Villocentesi

Che cos’è la villocentesi?

La villocentesi è un esame diagnostico prenatale invasivo cui può sottoporsi una gestante per ottenere il cariotipo fetale, cioè l’assetto cromosomico, e che quindi esclude le anomalie di numero e di struttura dei suoi 46 cromosomi.

A cosa serve la villocentesi?

Questo esame, come appena detto, analizza e fornisce il corredo cromosomico del feto (cariotipo). Ma non solo.

Infatti, a differenza dell’amniocentesi, con la villocentesi, mediante l’analisi molecolare del DNA estratto dai villi coriali, si può estendere l’analisi genetica ad alcune malattie ereditarie, per stabilire se il feto ne è affetto, o ne è portatore sano, o del tutto sano; questa analisi si riserva in genere alle coppie che presentano nella loro storia familiare dei casi di queste rare, ma a volte assai gravi, malattie ereditarie.

Chi può eseguire l’esame?

La villocentesi può essere proposta in caso di Bi-Test e NIPT positivi, età materna superiore o uguale a 35 anni, precedenti gravidanze con patologia cromosomica o, come appena accennato, familiarità per alcune malattie genetiche ereditarie.

Sono previste norme di preparazione?

L’esame si esegue tra l’11ª e la 13ª settimana di gestazione e non prevede particolari norme di preparazione.

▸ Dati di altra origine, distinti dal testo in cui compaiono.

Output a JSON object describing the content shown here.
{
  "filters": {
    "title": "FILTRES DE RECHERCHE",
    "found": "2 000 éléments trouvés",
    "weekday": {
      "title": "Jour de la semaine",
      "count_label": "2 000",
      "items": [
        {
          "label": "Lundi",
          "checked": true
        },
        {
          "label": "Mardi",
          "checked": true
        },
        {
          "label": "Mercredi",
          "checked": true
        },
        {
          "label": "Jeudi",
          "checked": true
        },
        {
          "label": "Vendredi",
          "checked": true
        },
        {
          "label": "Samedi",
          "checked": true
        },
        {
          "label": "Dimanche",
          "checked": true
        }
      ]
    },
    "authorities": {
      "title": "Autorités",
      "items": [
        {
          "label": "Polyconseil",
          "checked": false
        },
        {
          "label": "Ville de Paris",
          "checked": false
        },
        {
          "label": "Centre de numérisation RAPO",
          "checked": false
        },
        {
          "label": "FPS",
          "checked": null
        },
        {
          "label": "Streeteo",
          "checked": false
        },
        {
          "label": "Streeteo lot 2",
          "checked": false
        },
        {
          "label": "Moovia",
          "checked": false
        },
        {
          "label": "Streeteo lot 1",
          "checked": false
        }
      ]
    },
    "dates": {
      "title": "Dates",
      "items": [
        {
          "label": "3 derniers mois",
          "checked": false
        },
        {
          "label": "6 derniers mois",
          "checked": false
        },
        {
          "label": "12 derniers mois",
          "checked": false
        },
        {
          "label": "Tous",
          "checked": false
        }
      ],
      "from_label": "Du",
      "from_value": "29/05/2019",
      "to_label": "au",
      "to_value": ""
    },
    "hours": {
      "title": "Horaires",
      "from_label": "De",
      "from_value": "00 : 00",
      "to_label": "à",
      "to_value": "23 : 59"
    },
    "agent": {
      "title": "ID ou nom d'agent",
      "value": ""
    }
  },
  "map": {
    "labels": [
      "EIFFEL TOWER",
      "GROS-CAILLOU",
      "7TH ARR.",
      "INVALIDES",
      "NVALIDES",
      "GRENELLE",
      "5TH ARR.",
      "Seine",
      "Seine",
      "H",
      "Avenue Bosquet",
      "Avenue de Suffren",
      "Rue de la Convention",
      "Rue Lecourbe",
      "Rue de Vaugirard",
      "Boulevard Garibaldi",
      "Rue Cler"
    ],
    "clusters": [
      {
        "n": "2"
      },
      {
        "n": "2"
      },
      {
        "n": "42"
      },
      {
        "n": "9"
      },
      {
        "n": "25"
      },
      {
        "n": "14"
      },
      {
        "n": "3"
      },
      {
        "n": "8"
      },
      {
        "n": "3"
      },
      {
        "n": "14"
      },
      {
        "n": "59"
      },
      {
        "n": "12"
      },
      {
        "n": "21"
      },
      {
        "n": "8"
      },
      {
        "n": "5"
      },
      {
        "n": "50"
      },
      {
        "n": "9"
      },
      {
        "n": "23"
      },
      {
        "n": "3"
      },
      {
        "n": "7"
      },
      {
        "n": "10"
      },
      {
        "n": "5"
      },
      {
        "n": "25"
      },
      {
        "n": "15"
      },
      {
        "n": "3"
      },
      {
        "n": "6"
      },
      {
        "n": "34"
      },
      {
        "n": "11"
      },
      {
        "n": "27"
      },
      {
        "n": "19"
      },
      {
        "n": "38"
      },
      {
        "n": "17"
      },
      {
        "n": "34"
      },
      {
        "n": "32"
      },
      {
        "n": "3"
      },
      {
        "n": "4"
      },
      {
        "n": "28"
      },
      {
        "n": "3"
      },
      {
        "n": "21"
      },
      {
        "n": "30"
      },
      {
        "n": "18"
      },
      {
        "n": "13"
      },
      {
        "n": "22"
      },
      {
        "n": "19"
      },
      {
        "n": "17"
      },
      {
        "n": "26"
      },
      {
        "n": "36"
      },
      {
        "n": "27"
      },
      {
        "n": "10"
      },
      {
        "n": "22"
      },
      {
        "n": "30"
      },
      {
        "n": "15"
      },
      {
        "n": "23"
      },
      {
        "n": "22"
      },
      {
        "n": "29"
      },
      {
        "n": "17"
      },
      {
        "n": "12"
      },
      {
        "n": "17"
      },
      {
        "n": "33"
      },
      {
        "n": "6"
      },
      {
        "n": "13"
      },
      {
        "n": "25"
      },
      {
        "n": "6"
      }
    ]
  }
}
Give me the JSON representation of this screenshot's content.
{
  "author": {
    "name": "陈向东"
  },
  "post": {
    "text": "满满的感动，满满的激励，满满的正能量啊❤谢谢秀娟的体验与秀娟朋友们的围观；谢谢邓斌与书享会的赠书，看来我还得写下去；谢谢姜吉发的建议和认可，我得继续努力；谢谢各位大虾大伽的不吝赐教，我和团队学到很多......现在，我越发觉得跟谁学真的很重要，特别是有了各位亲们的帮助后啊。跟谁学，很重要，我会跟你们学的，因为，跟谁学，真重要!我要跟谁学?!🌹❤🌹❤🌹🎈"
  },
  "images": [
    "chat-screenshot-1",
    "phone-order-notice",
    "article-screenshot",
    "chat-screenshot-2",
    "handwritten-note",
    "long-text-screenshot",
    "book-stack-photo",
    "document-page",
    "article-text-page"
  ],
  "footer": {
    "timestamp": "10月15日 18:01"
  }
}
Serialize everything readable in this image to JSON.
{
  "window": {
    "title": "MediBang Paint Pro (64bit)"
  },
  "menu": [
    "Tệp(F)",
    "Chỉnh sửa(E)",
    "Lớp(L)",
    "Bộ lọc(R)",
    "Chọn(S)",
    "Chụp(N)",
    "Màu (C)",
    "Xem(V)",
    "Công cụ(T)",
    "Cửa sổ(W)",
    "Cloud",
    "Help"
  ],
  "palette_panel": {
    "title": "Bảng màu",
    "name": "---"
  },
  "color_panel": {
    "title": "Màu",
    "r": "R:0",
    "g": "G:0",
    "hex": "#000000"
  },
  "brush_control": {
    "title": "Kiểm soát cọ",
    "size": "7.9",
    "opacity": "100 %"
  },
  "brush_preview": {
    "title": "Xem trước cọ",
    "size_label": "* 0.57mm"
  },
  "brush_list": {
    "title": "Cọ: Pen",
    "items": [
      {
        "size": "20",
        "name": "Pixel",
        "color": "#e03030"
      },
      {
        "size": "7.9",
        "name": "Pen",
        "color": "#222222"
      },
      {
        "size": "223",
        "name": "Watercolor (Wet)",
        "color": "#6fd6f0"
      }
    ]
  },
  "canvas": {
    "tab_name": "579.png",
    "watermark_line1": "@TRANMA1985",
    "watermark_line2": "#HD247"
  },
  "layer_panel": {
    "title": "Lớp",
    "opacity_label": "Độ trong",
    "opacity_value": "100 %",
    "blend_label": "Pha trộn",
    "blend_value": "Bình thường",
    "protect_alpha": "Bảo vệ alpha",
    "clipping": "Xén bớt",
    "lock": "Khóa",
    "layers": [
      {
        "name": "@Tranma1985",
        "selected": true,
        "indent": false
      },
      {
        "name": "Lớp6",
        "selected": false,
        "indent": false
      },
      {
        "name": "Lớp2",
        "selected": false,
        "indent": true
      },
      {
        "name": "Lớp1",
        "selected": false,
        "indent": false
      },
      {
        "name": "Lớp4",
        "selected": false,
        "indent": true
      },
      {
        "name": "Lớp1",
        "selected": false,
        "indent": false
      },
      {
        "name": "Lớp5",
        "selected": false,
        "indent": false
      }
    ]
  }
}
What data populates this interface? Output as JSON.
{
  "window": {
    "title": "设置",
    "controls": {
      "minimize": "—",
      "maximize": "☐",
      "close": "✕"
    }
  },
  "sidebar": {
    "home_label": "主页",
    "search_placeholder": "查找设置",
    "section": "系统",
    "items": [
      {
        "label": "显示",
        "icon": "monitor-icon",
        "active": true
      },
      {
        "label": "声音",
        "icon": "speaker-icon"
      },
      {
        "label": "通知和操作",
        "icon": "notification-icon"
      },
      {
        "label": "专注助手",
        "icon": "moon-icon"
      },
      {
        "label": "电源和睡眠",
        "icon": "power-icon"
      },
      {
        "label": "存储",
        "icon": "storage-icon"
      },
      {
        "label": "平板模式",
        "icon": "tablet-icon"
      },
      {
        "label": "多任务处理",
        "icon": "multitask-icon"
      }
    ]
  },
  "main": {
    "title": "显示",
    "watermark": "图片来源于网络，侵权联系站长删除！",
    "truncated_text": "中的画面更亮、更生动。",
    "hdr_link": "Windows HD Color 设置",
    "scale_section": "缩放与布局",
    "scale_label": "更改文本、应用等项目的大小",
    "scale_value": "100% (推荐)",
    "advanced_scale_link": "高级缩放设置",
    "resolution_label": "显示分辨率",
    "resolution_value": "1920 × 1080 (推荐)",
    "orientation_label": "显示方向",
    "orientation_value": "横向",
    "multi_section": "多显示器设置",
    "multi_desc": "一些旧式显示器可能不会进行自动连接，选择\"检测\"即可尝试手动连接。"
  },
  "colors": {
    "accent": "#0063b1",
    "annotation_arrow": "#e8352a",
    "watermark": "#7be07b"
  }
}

L’esame è pericoloso o doloroso?

La villocentesi è un esame delicato e dunque è bene che la gestante valuti il rapporto tra le necessità diagnostiche della coppia e il rischio della procedura.

Vi è infatti un margine di rischio per il feto e il buon andamento della gravidanza, con rischio di aborto spontaneo (1%). È inoltre possibile osservare una lieve perdita di sangue e/o crampi all’utero che normalmente scompaiono in breve tempo.

Come si svolge la villocentesi?

L’esame si esegue in ambulatorio sotto guida ecografica, in assenza di anestesia.

Il ginecologo introduce un ago nell’addome della paziente, l’ago attraversa la parete uterina (ma non le membrane amniotiche!) e aspira, prelevandoli, i villi coriali placentari. Il prelievo dura circa 20-30 secondi. Quanto prelevato viene poi trattato e coltivato in laboratorio, per ottenere l’assetto cromosomico del feto (cariotipo).

I citogenetisti, analizzando i 46 cromosomi, ne verificheranno la normalità in termini di numero e struttura.

NB: Si deve anche però informare la coppia della possibilità di non poter eseguire il prelievo (raramente) per la sfavorevole posizione della placenta, rimandando di una settimana l’esame, o addirittura inviando la paziente all’amniocentesi a 16 settimane;

Inoltre, si deve informare la coppia che in 1 caso ogni 50 villocentesi, si ottiene un risultato che va ulteriormente spiegato e chiarito, a volte con un semplice prelievo ai genitori, a volte invece con un’amniocentesi di controllo, cioè un “secondo buco” (questi sono i casi in cui si presenta il “mosaicismo”, che nell’amniocentesi è invece quasi del tutto assente).